Current Bid: $19,000
It has been a wild two years for paper money collecting, both on the auction block and behind the scenes. On a personal/professional level, this has been the year where I began my first deep dive into U.S. paper money study. This, despite the fact that my oftentimes co-writer, CoinWeek Assistant Editor Hubert Walker and I, have taken home two NLG Awards for articles on the subject. Capturing my interest was the multi-session sale of the collection of Books-A-Million / Whitman Publishing owner Joel R. Anderson. That dream collection of obsolete notes, collecting over several decades, contained many million-dollar rarities and more than a few unique pieces. This note, an 1865 $500 Interest Bearing Note (Fr 212f) signed by Colby and Spinner was one of them.
The note has a fascinating back story. As told by Stack’s Bowers in the catalog, the note features multiple cancellation marks and contemporary alterations to the serial number that were probably undertaken in an effort to redeem the note a second time.

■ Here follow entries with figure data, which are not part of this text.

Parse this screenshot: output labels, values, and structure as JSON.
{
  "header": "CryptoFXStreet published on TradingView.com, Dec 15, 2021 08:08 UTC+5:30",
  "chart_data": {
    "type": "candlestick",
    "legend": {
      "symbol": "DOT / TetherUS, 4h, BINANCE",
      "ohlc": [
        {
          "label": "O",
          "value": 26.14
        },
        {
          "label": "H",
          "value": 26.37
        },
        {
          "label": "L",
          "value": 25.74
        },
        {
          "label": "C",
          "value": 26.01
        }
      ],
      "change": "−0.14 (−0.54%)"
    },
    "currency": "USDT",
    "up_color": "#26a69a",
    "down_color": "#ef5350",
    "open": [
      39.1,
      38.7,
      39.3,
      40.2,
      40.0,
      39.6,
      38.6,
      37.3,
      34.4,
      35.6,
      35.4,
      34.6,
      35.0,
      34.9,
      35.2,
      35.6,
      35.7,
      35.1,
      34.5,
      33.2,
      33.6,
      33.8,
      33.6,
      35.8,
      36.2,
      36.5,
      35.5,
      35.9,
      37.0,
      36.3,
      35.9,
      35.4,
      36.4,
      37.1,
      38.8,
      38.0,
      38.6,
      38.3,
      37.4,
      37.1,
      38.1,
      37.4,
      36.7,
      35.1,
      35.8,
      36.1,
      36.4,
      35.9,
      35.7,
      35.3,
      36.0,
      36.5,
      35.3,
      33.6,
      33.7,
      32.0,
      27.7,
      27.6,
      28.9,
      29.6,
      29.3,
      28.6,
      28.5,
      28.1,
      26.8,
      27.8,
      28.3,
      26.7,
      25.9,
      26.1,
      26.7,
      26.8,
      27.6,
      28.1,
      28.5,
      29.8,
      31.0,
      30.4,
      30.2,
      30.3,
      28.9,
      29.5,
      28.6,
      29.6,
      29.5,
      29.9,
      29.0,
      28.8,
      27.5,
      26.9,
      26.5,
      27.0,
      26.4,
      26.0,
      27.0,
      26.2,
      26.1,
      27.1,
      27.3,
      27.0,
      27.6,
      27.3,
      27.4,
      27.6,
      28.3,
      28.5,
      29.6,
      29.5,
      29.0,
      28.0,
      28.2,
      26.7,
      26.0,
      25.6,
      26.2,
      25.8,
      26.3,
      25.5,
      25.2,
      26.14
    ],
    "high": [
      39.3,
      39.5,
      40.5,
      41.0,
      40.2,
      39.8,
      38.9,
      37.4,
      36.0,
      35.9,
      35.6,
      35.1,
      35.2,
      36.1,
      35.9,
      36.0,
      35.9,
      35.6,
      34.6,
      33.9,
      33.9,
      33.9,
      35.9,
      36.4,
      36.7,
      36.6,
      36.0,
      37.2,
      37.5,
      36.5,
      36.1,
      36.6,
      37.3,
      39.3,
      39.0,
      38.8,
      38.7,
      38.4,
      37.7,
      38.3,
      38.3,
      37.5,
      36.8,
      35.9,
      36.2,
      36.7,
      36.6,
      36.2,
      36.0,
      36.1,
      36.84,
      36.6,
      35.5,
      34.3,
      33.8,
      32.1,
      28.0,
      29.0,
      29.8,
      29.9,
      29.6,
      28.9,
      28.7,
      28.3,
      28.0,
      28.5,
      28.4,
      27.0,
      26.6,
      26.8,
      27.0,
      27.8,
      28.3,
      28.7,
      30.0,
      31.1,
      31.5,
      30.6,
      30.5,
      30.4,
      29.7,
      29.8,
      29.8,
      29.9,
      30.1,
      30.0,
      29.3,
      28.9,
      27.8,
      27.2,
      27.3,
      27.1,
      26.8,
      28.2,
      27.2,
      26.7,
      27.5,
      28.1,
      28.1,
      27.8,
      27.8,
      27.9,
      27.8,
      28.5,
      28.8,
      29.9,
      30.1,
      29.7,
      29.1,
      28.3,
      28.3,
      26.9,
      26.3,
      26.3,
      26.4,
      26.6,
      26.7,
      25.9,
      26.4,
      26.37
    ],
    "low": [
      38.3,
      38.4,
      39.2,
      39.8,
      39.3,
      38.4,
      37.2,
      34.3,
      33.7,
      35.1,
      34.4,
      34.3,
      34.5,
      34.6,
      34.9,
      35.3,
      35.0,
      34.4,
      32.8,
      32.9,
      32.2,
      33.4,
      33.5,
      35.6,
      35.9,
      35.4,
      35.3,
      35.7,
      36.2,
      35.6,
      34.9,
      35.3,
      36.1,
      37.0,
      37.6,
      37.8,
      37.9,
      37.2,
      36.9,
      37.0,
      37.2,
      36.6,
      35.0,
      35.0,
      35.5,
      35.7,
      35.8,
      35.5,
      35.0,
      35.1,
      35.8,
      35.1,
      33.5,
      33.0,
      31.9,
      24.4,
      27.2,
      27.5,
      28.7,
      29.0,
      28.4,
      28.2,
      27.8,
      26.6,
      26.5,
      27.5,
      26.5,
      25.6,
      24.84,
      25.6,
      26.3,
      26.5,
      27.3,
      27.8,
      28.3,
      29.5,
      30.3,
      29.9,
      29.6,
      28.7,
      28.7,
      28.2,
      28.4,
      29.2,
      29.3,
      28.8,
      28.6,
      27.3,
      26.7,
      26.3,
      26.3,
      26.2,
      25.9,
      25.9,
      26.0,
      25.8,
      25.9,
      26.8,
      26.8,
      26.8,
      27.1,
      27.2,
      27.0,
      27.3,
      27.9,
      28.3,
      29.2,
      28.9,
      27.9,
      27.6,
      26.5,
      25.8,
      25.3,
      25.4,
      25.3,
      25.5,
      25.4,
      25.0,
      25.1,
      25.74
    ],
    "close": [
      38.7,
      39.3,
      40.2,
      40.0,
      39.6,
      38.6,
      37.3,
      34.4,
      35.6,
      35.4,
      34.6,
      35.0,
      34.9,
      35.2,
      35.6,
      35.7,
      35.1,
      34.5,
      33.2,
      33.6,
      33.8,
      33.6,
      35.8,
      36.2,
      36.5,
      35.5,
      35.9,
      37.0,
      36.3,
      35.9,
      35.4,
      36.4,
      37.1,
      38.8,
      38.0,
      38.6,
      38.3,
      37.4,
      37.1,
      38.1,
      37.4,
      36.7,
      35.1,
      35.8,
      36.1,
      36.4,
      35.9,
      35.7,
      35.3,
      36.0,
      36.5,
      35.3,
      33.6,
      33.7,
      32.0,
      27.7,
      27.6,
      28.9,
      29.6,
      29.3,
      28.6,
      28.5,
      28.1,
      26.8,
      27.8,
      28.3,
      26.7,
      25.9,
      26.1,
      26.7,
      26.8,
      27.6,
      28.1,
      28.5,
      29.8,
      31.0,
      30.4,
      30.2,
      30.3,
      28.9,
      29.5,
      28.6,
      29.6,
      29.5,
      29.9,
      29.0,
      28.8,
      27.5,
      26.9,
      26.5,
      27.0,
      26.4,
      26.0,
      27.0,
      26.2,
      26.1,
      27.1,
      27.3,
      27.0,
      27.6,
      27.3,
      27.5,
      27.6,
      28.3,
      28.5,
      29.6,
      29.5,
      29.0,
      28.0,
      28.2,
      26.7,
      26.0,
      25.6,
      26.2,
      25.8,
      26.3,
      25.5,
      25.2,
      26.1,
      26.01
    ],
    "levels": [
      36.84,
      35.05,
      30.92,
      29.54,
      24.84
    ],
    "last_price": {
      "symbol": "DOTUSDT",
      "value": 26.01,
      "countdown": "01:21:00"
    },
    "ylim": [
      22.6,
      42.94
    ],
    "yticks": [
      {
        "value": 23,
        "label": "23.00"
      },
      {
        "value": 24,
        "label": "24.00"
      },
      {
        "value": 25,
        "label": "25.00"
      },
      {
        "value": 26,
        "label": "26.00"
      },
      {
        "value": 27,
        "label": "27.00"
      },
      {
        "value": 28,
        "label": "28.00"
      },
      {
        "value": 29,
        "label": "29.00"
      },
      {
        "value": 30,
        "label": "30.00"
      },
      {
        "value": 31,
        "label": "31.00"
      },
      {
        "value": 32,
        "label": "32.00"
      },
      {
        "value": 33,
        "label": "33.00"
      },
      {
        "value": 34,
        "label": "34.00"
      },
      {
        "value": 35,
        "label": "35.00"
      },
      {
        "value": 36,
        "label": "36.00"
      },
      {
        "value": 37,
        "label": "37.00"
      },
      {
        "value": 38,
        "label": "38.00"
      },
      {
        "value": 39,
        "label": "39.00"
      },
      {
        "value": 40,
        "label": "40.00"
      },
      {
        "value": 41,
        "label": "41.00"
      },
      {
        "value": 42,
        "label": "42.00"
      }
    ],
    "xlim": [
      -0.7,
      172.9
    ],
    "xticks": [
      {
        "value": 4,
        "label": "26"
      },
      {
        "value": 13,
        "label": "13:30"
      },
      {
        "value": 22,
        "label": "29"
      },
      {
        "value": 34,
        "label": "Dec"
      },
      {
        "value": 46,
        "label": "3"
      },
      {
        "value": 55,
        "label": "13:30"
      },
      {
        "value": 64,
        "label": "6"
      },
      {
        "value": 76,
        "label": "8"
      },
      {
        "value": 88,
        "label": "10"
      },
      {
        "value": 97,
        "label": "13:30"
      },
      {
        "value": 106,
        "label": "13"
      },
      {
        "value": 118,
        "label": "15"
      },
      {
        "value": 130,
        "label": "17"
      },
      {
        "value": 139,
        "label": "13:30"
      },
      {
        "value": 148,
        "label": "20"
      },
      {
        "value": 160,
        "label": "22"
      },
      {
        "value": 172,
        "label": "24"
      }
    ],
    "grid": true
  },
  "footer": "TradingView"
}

Beneath the note’s official, yet incomplete serial number “7811…” digit is a handwritten complete number of “78116”.
Offered in Session #4, this note, then in a PCGS Currency Very Fine 25 holder sold for $336,000 (with Buyer’s Premium) against a pre-sale estimate of $200,000-$300,000. It is offered here in a PMG holder, where it did cross in the same grade. The reasons for the note’s quick auction turn around are for me to contemplate, but what I can say is that having a shot at this note in November 2019 is a serious opportunity. Quick turnarounds often lead to depressed prices the second go-around and with an opening bid of $180,000 and what is almost certainly a slightly lower temperature on the part of bidders, we may see this piece enter into “bargain” territory.